5. The method for detecting the saliency of panoramic video based on multi-channel features as claimed in claim 1, wherein said step 3 comprises the following sub-steps:

wherein ks is a normalized denominator term, C calculates the color distance of CIELAB space, and g is a function_dFor setting a weight based on the distance between the pixel spaces, s' representing another pixel in space, I_s′Represents the corresponding brightness; Ω denotes a set of pixels of the image block, Δ L^*、Δa^*、Δb^*Respectively representing the distances of two pixels on three components in the CIELAB space;

s3.3: local symmetric feature subgraph f for extracting image block₃：

S3.4: extracting semantic feature subgraph f of image block₄：

6. The method for detecting the saliency of panoramic video based on multi-channel features of claim 5, wherein in S3.1, the controllable pyramid model uses spatial filters with different orientations and bandwidths for the construction of each layer, and the spatial filters are applied to extract information of different directions of a gray map; and/or

In S3.1, weights between different frequency components are assigned by CSF functions.

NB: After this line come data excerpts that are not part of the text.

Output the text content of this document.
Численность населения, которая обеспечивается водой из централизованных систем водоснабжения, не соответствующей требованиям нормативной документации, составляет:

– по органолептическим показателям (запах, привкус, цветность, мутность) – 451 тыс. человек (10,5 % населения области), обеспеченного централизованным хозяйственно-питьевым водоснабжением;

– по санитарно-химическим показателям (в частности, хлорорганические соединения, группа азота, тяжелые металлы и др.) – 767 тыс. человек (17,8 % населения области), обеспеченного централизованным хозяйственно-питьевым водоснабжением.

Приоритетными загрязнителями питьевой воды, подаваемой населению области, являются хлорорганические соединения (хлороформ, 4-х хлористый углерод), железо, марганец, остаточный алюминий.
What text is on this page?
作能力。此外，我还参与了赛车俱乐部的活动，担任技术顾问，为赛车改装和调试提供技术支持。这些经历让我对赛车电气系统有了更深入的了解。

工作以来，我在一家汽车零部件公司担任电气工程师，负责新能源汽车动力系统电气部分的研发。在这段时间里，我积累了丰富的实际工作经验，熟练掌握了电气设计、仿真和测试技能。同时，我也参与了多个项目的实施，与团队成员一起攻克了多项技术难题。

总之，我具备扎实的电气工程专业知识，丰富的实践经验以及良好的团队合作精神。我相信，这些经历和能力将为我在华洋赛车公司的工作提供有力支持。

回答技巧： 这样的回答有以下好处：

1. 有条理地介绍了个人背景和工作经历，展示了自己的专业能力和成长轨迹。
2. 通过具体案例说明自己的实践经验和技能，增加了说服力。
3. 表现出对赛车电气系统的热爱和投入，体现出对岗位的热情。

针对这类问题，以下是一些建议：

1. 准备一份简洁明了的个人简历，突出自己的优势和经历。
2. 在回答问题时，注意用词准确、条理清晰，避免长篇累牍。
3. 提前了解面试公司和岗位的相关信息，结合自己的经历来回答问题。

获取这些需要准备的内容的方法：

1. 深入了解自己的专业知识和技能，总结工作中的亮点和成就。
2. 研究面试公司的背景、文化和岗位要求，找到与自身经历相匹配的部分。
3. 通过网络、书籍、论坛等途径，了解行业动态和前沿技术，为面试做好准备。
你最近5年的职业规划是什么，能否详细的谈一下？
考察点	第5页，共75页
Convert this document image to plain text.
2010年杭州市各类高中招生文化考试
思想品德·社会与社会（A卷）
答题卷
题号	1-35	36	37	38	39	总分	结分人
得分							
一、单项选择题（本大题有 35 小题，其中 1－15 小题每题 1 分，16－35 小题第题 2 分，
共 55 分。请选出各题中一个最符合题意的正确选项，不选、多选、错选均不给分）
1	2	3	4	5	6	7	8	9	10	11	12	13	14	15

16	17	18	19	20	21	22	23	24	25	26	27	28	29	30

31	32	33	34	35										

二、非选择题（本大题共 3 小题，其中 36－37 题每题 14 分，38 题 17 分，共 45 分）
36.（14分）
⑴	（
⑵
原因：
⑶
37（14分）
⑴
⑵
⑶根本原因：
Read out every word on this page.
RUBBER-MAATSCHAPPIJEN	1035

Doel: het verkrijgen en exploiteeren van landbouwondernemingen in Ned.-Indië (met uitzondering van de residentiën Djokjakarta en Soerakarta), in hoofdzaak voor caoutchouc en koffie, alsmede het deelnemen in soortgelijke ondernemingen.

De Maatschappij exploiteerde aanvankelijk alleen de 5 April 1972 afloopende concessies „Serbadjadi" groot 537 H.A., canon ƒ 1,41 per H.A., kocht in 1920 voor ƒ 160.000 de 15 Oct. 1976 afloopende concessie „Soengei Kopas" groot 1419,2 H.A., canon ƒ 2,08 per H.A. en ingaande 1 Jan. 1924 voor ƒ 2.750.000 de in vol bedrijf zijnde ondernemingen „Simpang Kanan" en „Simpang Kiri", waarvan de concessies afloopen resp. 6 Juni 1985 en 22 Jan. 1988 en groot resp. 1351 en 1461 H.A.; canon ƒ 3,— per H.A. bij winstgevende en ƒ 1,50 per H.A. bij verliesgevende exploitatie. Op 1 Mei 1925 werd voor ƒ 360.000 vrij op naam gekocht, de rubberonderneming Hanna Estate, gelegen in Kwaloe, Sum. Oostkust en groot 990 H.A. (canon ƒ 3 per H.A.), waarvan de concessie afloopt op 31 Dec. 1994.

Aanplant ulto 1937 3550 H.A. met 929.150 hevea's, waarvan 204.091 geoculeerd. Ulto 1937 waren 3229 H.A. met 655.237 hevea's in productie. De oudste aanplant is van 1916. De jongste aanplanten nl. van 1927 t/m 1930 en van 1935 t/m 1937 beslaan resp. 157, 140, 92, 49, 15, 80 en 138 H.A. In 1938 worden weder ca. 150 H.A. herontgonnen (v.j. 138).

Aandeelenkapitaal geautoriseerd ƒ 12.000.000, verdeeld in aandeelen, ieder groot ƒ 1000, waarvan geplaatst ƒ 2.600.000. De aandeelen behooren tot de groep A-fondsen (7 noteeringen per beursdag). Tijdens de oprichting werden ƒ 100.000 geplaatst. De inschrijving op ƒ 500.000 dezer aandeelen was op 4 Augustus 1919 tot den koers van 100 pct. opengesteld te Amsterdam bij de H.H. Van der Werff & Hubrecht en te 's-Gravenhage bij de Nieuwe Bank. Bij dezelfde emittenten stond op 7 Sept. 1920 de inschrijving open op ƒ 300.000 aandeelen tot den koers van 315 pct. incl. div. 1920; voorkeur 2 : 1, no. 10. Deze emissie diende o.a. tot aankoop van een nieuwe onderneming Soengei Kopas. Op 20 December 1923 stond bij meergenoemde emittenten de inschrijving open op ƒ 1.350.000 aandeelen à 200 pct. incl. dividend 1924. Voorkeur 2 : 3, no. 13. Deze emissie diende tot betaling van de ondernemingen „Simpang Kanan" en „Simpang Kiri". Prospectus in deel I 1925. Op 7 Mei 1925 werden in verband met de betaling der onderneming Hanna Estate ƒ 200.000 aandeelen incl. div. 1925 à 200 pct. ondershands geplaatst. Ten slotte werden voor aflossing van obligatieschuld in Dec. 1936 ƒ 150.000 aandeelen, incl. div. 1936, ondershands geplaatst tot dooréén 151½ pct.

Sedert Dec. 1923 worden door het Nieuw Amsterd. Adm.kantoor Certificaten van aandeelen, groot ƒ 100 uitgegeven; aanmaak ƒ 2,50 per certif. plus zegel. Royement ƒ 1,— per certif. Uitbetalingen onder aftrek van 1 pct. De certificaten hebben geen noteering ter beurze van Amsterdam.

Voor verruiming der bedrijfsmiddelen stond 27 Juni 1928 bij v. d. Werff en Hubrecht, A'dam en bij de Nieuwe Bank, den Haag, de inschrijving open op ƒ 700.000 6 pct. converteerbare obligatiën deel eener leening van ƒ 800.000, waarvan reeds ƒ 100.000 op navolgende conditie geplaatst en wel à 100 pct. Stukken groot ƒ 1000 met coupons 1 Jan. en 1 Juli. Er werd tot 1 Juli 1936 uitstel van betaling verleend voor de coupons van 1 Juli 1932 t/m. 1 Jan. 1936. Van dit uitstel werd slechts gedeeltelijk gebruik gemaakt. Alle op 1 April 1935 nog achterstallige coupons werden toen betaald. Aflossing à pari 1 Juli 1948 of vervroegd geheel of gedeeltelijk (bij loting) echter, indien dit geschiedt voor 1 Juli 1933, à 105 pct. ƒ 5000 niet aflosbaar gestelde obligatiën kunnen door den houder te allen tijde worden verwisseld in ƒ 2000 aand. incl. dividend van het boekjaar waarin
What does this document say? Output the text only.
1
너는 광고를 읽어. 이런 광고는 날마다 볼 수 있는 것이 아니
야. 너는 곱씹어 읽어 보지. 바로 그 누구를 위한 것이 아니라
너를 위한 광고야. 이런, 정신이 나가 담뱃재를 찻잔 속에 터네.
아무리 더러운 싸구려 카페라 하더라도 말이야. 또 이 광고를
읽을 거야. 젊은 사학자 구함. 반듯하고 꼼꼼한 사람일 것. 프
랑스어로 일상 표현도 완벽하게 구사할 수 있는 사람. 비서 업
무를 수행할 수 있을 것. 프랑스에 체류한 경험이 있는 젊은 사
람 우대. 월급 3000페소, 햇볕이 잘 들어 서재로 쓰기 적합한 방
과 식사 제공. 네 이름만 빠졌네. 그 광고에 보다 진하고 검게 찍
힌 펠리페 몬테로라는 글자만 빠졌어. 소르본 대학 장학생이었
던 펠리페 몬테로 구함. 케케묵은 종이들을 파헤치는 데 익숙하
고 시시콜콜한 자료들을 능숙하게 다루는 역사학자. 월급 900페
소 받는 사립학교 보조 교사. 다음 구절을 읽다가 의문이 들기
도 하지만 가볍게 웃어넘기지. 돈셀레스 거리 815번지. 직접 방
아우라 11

7. The method for detecting the saliency of panoramic video based on multi-channel features as claimed in claim 5, wherein in S3.4, the high-order features of the images in the image blocks are extracted, a target detection algorithm based on multi-scale variability grouping model mixing is adopted, and simultaneously, the features of different levels of the images are extracted by adopting an image pyramid.

8. The method for detecting the saliency of panoramic video based on multi-channel features of claim 5, wherein in S3.5, an LK optical flow method is adopted to detect the image block sequence in the visual window.

9. The method for detecting the saliency of panoramic video based on multi-channel features of claim 1, wherein in the step S4, feature fusion is performed on different feature subgraphs obtained in the step S3 by using a linear weighting method.

10. The method for detecting the saliency of panoramic video based on multi-channel features of claim 9, wherein in the feature fusion process, for a saliency feature subgraph corresponding to a visual window at a high latitude, a lower weight is assigned to suppress the saliency region possibility of two poles during feature fusion.